И опять-таки кажущаяся противоречивость настроений и убеждений Халтурина находила свое логическое оправдание. Для себя самого Степан Николаевич считал обязательным террористическую деятельность. Ведь он был членом Исполнительного комитета «Народной воли». Террор был главным средством борьбы народовольцев того времени, когда эта партия была еще носителем революционных идей, в отличие от народовольцев-либералов, отказавшихся от революционной деятельности после 1 марта. И Халтурин как бы подхватывал революционную эстафету из рук погибших борцов 70-х годов. Рабочие — другое дело. Степан Николаевич твердо верил, что теперь революционное движение в России возглавит рабочий класс и пойдет он иными путями, нежели шли разночинцы-интеллигенты, революционные народники 70-х годов.

Степан Халтурин i_012.jpg

Н. Л. Желваков.

Степан Халтурин i_013.jpg

Памятник С. Н. Халтурину в городе Кирове.

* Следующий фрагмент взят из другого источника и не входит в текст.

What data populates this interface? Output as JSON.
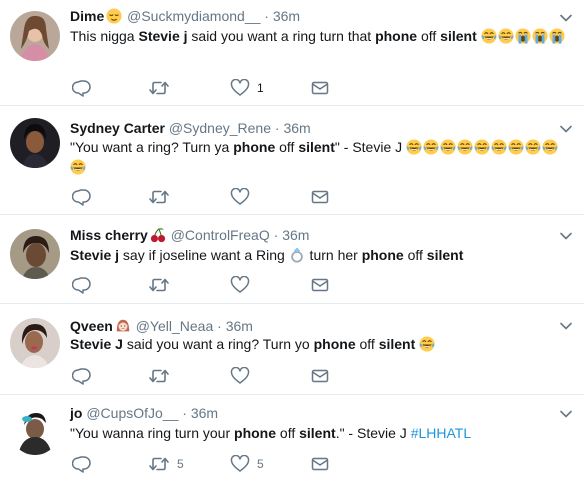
{
  "tweets": [
    {
      "name": "Dime",
      "handle": "@Suckmydiamond__",
      "dot": "·",
      "time": "36m",
      "parts": [
        {
          "t": "This nigga "
        },
        {
          "t": "Stevie j",
          "b": true
        },
        {
          "t": " said you want a ring turn that "
        },
        {
          "t": "phone",
          "b": true
        },
        {
          "t": " off "
        },
        {
          "t": "silent",
          "b": true
        },
        {
          "t": " "
        }
      ],
      "reply_count": "",
      "retweet_count": "",
      "like_count": "1"
    },
    {
      "name": "Sydney Carter",
      "handle": "@Sydney_Rene",
      "dot": "·",
      "time": "36m",
      "parts": [
        {
          "t": "\"You want a ring? Turn ya "
        },
        {
          "t": "phone",
          "b": true
        },
        {
          "t": " off "
        },
        {
          "t": "silent",
          "b": true
        },
        {
          "t": "\" - Stevie J "
        }
      ],
      "reply_count": "",
      "retweet_count": "",
      "like_count": ""
    },
    {
      "name": "Miss cherry",
      "handle": "@ControlFreaQ",
      "dot": "·",
      "time": "36m",
      "parts": [
        {
          "t": "Stevie j",
          "b": true
        },
        {
          "t": " say if joseline want a Ring "
        },
        {
          "t": " turn her "
        },
        {
          "t": "phone",
          "b": true
        },
        {
          "t": " off "
        },
        {
          "t": "silent",
          "b": true
        }
      ],
      "reply_count": "",
      "retweet_count": "",
      "like_count": ""
    },
    {
      "name": "Qveen",
      "handle": "@Yell_Neaa",
      "dot": "·",
      "time": "36m",
      "parts": [
        {
          "t": "Stevie J",
          "b": true
        },
        {
          "t": " said you want a ring? Turn yo "
        },
        {
          "t": "phone",
          "b": true
        },
        {
          "t": " off "
        },
        {
          "t": "silent",
          "b": true
        },
        {
          "t": " "
        }
      ],
      "reply_count": "",
      "retweet_count": "",
      "like_count": ""
    },
    {
      "name": "jo",
      "handle": "@CupsOfJo__",
      "dot": "·",
      "time": "36m",
      "parts": [
        {
          "t": "\"You wanna ring turn your "
        },
        {
          "t": "phone",
          "b": true
        },
        {
          "t": " off "
        },
        {
          "t": "silent",
          "b": true
        },
        {
          "t": ".\" - Stevie J "
        },
        {
          "t": "#LHHATL",
          "h": true
        }
      ],
      "reply_count": "",
      "retweet_count": "5",
      "like_count": "5"
    }
  ],
  "icons": {
    "reply": "reply-icon",
    "retweet": "retweet-icon",
    "like": "heart-icon",
    "dm": "envelope-icon",
    "caret": "chevron-down-icon",
    "laugh": "face-with-tears-of-joy-emoji",
    "cry": "loudly-crying-face-emoji",
    "relieved": "relieved-face-emoji",
    "cherries": "cherries-emoji",
    "ring": "ring-emoji",
    "woman": "woman-emoji"
  },
  "colors": {
    "text": "#14171a",
    "muted": "#657786",
    "link": "#1b95e0",
    "divider": "#e6ecf0",
    "emoji": "#ffcc4d"
  }
}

Халтурин спешил, чувствуя, как убывают его силы, спешил помочь рабочим своим огромным опытом организатора. Степан Николаевич, как-то вновь повидавшись с Фигнер, не утерпел и рассказал ей о встречах с одесскими рабочими и своих планах создания в Одессе рабочего союза.

Вера Николаевна довольно холодно отнеслась к сообщению Халтурина. Она, как истинная народоволка, принимала только Халтурина-террориста, Халтурин же рабочий-организатор, пропагандист был ей чужд.